We are seeing increased patenting efforts both in the general market and among our clients in the fields of pharma, biotech, digitalisation, AI, machine learning and automotive (particularly concerning self-driving vehicles). Applicants are showing an increasing willingness to experiment with subject matter relating to patentability, particularly with business-method-related inventions. This trend may be fostered by the somewhat applicant-friendlier treatment of such applications at the USPTO and in China. Despite the introduction of the notional business person doctrine in Decision T1463/11 helping to differentiate between technical and non-technical features in a claim, the situation at the EPO is still challenging.
If you were to make one prediction about how patent practice will develop in Germany over the coming years, what would it be?
I expect that Germany will further strengthen its role as one of the most attractive countries for patent litigation, since our infringement proceedings are fast, predictable and cost-efficient and we have well-educated and highly experienced attorneys to optimally conduct these proceedings even without the use of experts.

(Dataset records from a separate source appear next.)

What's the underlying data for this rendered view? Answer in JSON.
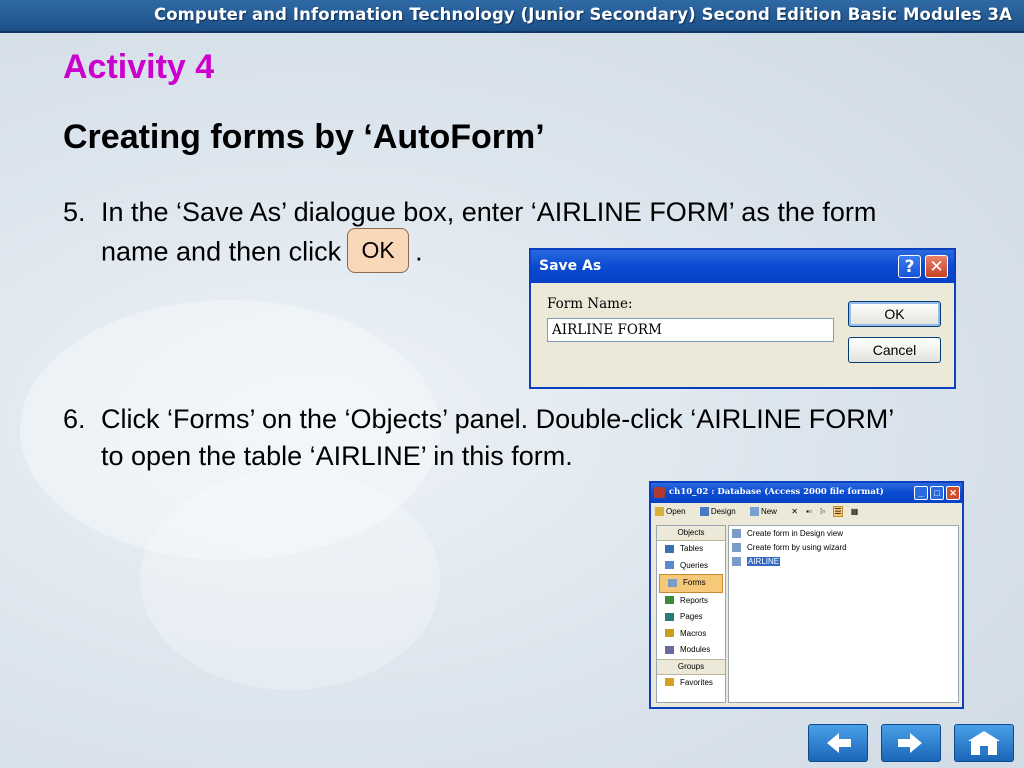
{
  "header": {
    "title": "Computer and Information Technology (Junior Secondary) Second Edition Basic Modules 3A"
  },
  "slide": {
    "activity": "Activity 4",
    "subtitle": "Creating forms by ‘AutoForm’",
    "step5": {
      "number": "5.",
      "line1": "In the ‘Save As’ dialogue box, enter ‘AIRLINE FORM’ as the form",
      "line2_before": "name and then click",
      "ok_label": "OK",
      "line2_after": "."
    },
    "step6": {
      "number": "6.",
      "line1": "Click ‘Forms’ on the ‘Objects’ panel. Double-click ‘AIRLINE FORM’",
      "line2": "to open the table ‘AIRLINE’ in this form."
    }
  },
  "save_as_dialog": {
    "title": "Save As",
    "help_symbol": "?",
    "close_symbol": "✕",
    "field_label": "Form Name:",
    "field_value": "AIRLINE FORM",
    "ok_label": "OK",
    "cancel_label": "Cancel"
  },
  "db_window": {
    "title": "ch10_02 : Database (Access 2000 file format)",
    "toolbar": {
      "open": "Open",
      "design": "Design",
      "new": "New"
    },
    "objects_header": "Objects",
    "objects": [
      {
        "label": "Tables",
        "icon": "table-icon",
        "color": "#3a6fb5"
      },
      {
        "label": "Queries",
        "icon": "query-icon",
        "color": "#5a8ad0"
      },
      {
        "label": "Forms",
        "icon": "form-icon",
        "color": "#7a9cc8",
        "selected": true
      },
      {
        "label": "Reports",
        "icon": "report-icon",
        "color": "#3a8a3a"
      },
      {
        "label": "Pages",
        "icon": "page-icon",
        "color": "#2f7a7a"
      },
      {
        "label": "Macros",
        "icon": "macro-icon",
        "color": "#c8a020"
      },
      {
        "label": "Modules",
        "icon": "module-icon",
        "color": "#6a6aa0"
      }
    ],
    "groups_header": "Groups",
    "groups": [
      {
        "label": "Favorites",
        "icon": "favorites-icon",
        "color": "#d4a020"
      }
    ],
    "entries": [
      {
        "label": "Create form in Design view",
        "icon": "design-view-icon"
      },
      {
        "label": "Create form by using wizard",
        "icon": "wizard-icon"
      },
      {
        "label": "AIRLINE",
        "icon": "form-icon",
        "selected": true
      }
    ]
  },
  "navigation": {
    "back": "arrow-left-icon",
    "forward": "arrow-right-icon",
    "home": "home-icon"
  }
}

Christoph Walke is a patent attorney and partner at COHAUSZ & FLORACK. He specialises in information and communications technology, audio, video and data processing, software and cryptography. He has particular expertise in infringement and invalidity proceedings and global-scale patent prosecution, primarily concerning technically complex and standard-related inventions. Further, Dr Walke has extensive experience supporting companies in their expansion of existing business fields and acquisition of new business units through freedom-to-operate searches and due-diligence evaluations.